Merchant EconomicsThe economics are also designed to be familiar to merchants already accepting Pix domestically. PagBrasil positions itself as the cross-border bridge rather than the merchant acquirer. Merchants stay connected to their existing Pix acceptance providers, which set the merchant discount rate. “We don’t charge the merchants,” Germer said, noting that PagBrasil’s role is only to move money between countries and currencies. Consumers are not charged fees for using Pix abroad; PagBrasil instead applies a small markup to the FX rate, which Germer said is still more competitive than exchanging cash or paying with cards.
The partnership with COELSA is also a step toward a broader vision of interoperability among domestic real-time payment schemes in Latin America and beyond. Brazil’s Pix has more than 178 million users and is used by about 95% of the country’s adults, accounting for over half of all payment transactions in the second quarter of 2025. Other countries in the region are building their own instant payment systems for reasons ranging from financial inclusion to regulatory control. Germer believes those systems will remain domestic in governance but must be connected in practice so people can travel and pay seamlessly across borders.
“We clearly see the demand for interconnecting other countries as well,” he said, pointing to future plans to let Argentines use their domestic accounts to pay QR codes not just in Brazil but also in Paraguay, Colombia or Peru.

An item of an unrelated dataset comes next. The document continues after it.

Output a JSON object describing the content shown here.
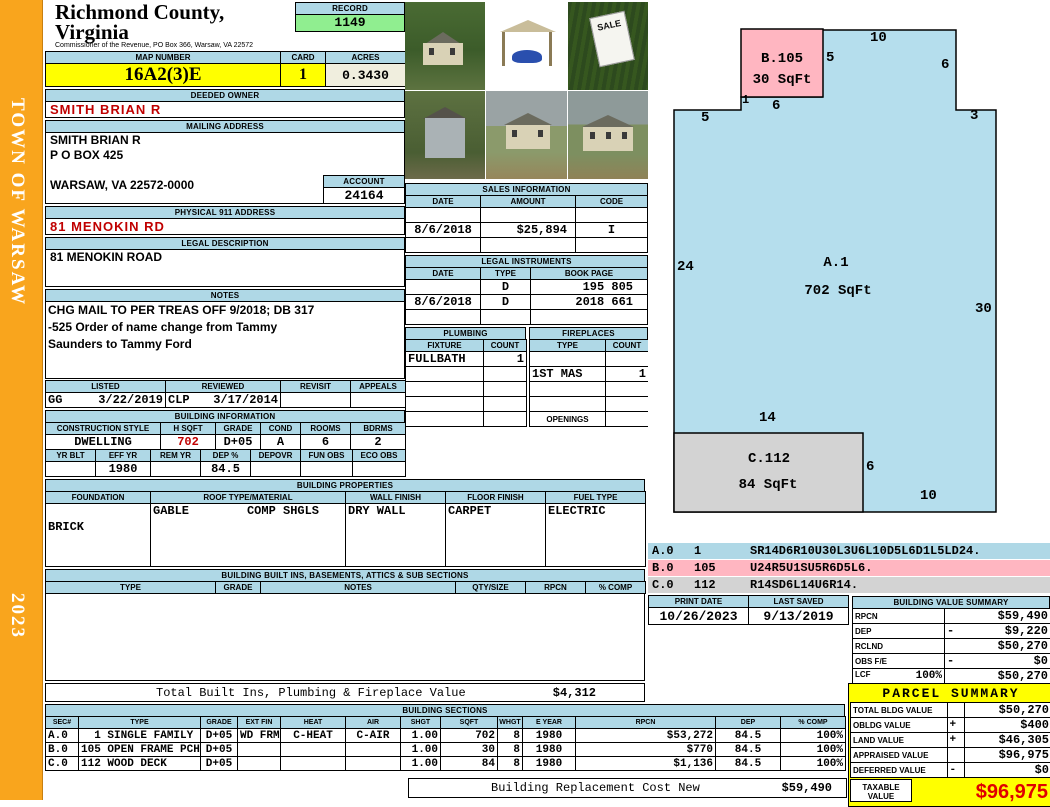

If the model sounds familiar, that is partly by design. Webster openly compared PagBrasil’s Pix Roaming strategy to Ant Group’s cross-border Alipay Plus wallet network in Asia, which lets travelers spend with their home wallet in multiple countries. He recalled traveling in China before such services were available, when merchants often would not accept cash and card acceptance was limited.
“Having this solution is fantastic,” he said. “We believe that other regions of the world will have a similar situation in future, where digital payments are the only option, and foreigners also need to pay when they come to that country.”
What PagBrasil is building with COELSA is, in his telling, an acceptance network for instant payments that mirrors the ubiquity of cards while solving for different constraints: cash dependence, high FX costs and the growing spread of local real-time payment systems.
“Under the hood it’s really complex,” Germer said, “but the user experience is fantastic because it’s extremely easy. It’s just opening an option on your phone, scanning the QR code, reading the amount in your currency, confirming, and you walk away.”